Fig. 2.. Bone remodeling activity visualized in vivo by HR-pQCT at the distal tibia.

(A) Total formation (Tt.F) and resorption (Tt.R) quantified over the mission timeline at the distal tibia reveal imbalanced turnover in microgravity that reverses within the first 6 months (R + 0 days—R + 6 months) after flight and stabilizes in the second 6 months (R + 6—R + 12 months) of recovery. Individual markers represent individual astronauts. Significant differences between Tt.F and Tt.R are indicated (**P < 0.01, ****P < 0.0001). (B) Participant odds ratios quantify the mechanoregulation of formation (OR_F) and resorption (OR_R) events. OR_F and OR_R reflect the percent change in formation or resorption likelihood per percent strain change. Notably, there is an increase in both OR_F and OR_R upon return to Earth, indicating adaptation to gravitational forces during reconditioning.

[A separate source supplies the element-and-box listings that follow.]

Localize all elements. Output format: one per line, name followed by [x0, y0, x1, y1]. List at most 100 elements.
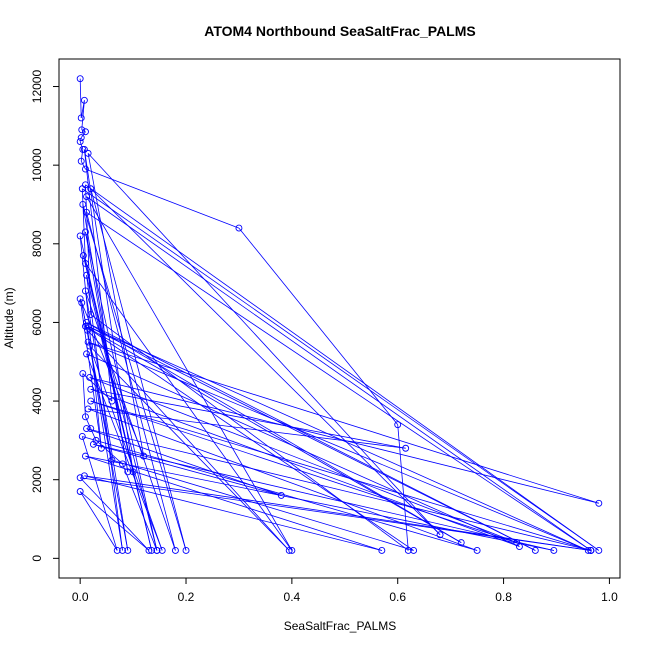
data-point [436, 531, 444, 539]
series-segment [79, 491, 150, 551]
data-point [80, 96, 88, 104]
data-point [145, 547, 153, 554]
data-point [108, 456, 116, 464]
series-segment [82, 204, 187, 551]
data-point [153, 547, 161, 554]
y-axis: 0 2000 4000 6000 8000 10000 12000 [30, 70, 59, 562]
series-segment [80, 161, 86, 170]
data-point [83, 350, 90, 358]
series-segment [86, 196, 293, 551]
data-point [288, 547, 296, 554]
data-point [113, 547, 121, 554]
series-segment [85, 455, 382, 551]
series-segment [90, 400, 592, 551]
series-segment [86, 275, 123, 551]
series-segment [90, 400, 517, 543]
data-point [277, 491, 285, 499]
data-point [584, 547, 592, 554]
data-point [82, 287, 89, 295]
series-segment [397, 424, 409, 551]
data-point [79, 370, 87, 377]
data-point [82, 165, 89, 173]
series-segment [86, 212, 592, 551]
series-lines [79, 78, 600, 551]
series-segment [89, 345, 290, 551]
series-segment [87, 341, 599, 504]
series-segment [90, 188, 441, 536]
data-point [79, 201, 87, 208]
series-segment [90, 428, 97, 441]
data-point [82, 260, 89, 267]
data-point [394, 421, 402, 429]
chart-title: ATOM4 Northbound SeaSaltFrac_PALMS [204, 23, 475, 39]
data-point [76, 75, 84, 83]
series-segment [82, 188, 600, 551]
data-point [285, 547, 293, 554]
data-point [77, 157, 85, 165]
data-point [158, 547, 166, 554]
y-tick-label: 12000 [30, 70, 44, 104]
y-axis-label: Altitude (m) [2, 287, 16, 348]
data-point [92, 436, 100, 444]
data-point [76, 295, 84, 303]
data-point [595, 547, 603, 554]
data-point [76, 474, 84, 482]
y-tick-label: 6000 [30, 309, 44, 336]
series-segment [79, 78, 82, 118]
series-segment [81, 100, 85, 130]
series-segment [87, 330, 290, 551]
data-point [595, 499, 603, 507]
y-tick-label: 2000 [30, 466, 44, 493]
data-point [473, 547, 481, 554]
series-segment [90, 388, 520, 547]
data-point [84, 326, 92, 334]
data-point [83, 271, 90, 279]
data-point [78, 299, 86, 307]
x-tick-label: 0.2 [178, 590, 195, 604]
data-point [378, 547, 386, 554]
data-point [83, 318, 90, 326]
series-segment [85, 326, 462, 543]
data-point [82, 128, 89, 136]
data-point [82, 413, 89, 421]
data-point [86, 374, 94, 381]
x-tick-label: 0.0 [72, 590, 89, 604]
series-segment [85, 184, 600, 551]
y-tick-label: 4000 [30, 387, 44, 414]
data-point [119, 460, 126, 468]
data-point [80, 472, 88, 480]
series-segment [80, 477, 591, 551]
data-point [79, 252, 87, 260]
x-tick-label: 0.6 [389, 590, 406, 604]
data-point [87, 385, 95, 393]
data-point [82, 322, 89, 330]
series-segment [87, 408, 478, 551]
x-axis: 0.0 0.2 0.4 0.6 0.8 1.0 [72, 578, 618, 604]
y-tick-label: 0 [30, 555, 44, 562]
data-point [531, 547, 539, 554]
series-segment [87, 326, 536, 551]
data-point [515, 543, 523, 550]
data-point [83, 425, 90, 433]
y-tick-label: 10000 [30, 148, 44, 182]
data-point [404, 547, 412, 554]
data-point [84, 149, 92, 157]
series-segment [84, 149, 134, 472]
series-segment [111, 459, 414, 551]
data-point [171, 547, 179, 554]
series-segment [85, 184, 92, 315]
data-point [76, 232, 84, 240]
data-point [457, 539, 465, 547]
x-tick-label: 1.0 [601, 590, 618, 604]
data-point [148, 547, 156, 554]
x-axis-label: SeaSaltFrac_PALMS [284, 619, 397, 633]
data-point [77, 134, 85, 142]
data-point [124, 547, 132, 554]
data-point [87, 425, 95, 433]
data-point [87, 185, 95, 193]
data-point [87, 311, 95, 319]
data-point [119, 547, 126, 554]
series-segment [122, 463, 158, 551]
data-point [140, 452, 148, 460]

Significant differences between time points are indicated (***P < 0.001). (C and D) Representative images show bone microstructure with resorption (purple) and formation (orange) sites that occurred during microgravity (C) and within the first 6 months of reloading after flight (D). (E) Strain distribution in bone microstructure simulated using micro–finite element (FE) analysis. Micro-FE analysis is a computational technique to estimate local deformations (i.e., strain) by simulating a virtual mechanical compression test of the bone microstructure. Color map represents strain magnitude under simulated gravitational loading.

Fig. 3.. Connecting local and systemic bone turnover.

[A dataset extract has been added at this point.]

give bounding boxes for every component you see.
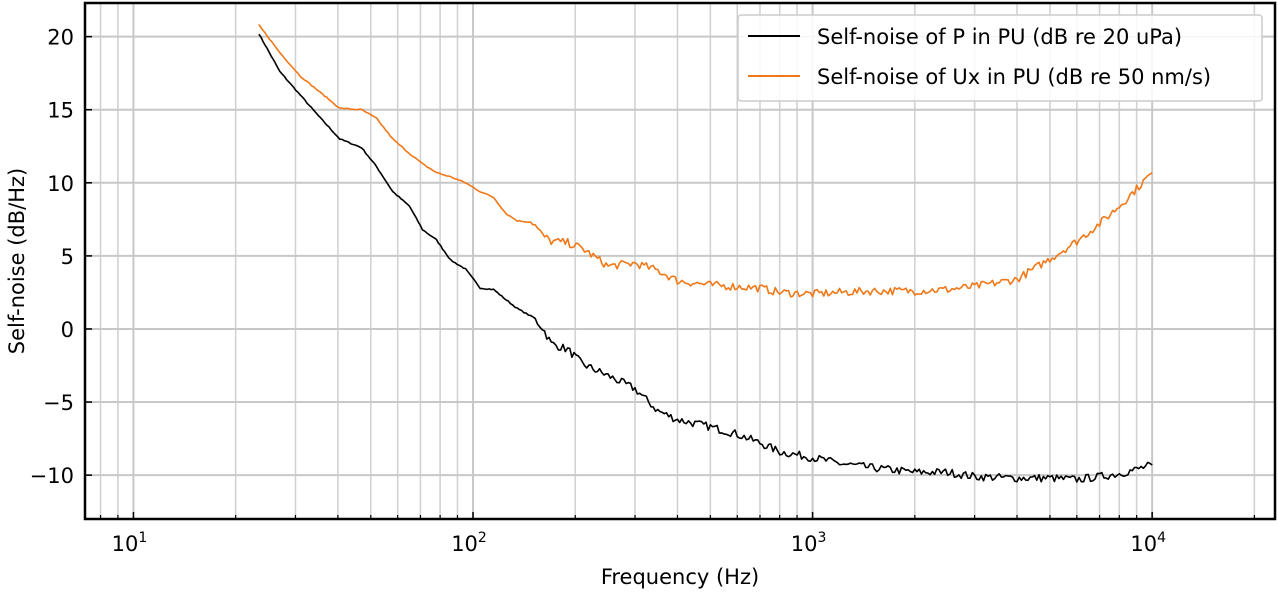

(A and B) Correlations between remodeling measures (Tt.F, Tt.R) represented on log scale (A) and mechanoregulation (OR_F, OR_R) of the left and right distal tibia (B). (C to F) Correlations between these metrics and absolute bone turnover markers, including osteocalcin (OCN), procollagen 1 N-terminal propeptide (P1NP), sclerostin, C-telopeptide of cross-linked collagen type I (CTX-I), and type I collagen N-telopeptide (NTX-I). Correlations performed using Spearman’s rank correlation, where positive associations are shaded in red, and negative correlations are in blue. This analysis assesses relationships between local bone remodeling outcomes from high-resolution peripheral quantitative computed tomography and systemic bone metabolic activity. Biochemical bone turnover markers were measured in serum and urine during the following periods: in-flight (FD15-FD180), 6 months post-flight (R + 1, R + 6) and 12-months post-flight (R + 12). Original data on bone turnover markers are available in a previously published work (13). Significant correlations are indicated (*P < 0.05, **P < 0.01).

Fig. 4.. Bone recovery after spaceflight.

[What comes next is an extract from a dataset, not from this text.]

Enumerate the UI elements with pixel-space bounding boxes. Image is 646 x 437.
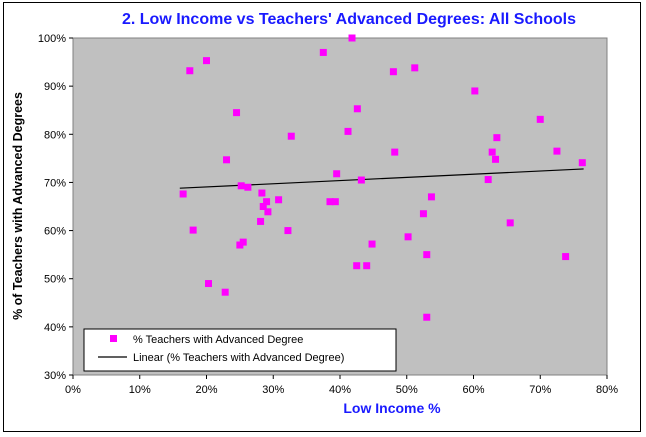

(A) Recovery of resorbed bone during early (R + 0 to R + 6 months) and late (R + 6 to R + 12 months) phases at the exact spatial locations previously resorbed in microgravity. Also shown is subsequent resorption after return to Earth at sites formed in microgravity. Individual markers represent individual astronauts. Significant differences between time points are indicated (*P < 0.05, ****P < 0.0001). (B) Linear regression between recovered resorption (early phase) and increase in CTX-I during spaceflight (measured on flight day 15 and before return on flight day 120 or 180). (C and D) Representative high-resolution peripheral quantitative computed tomography images show bone microstructure with resorption (purple) and formation (orange) sites identified in (C) microgravity and (D) at 6 months after return to Earth. (E) Spatial recovery of the same locations previously resorbed in microgravity during the early recovery phase. Periosteal contraction representing reduced cross-sectional area (i.e., bone size) during spaceflight and subsequent expansion may drive the observed elevated periosteal remodeling, potentially explaining previously reported post-mission changes in bone size (15).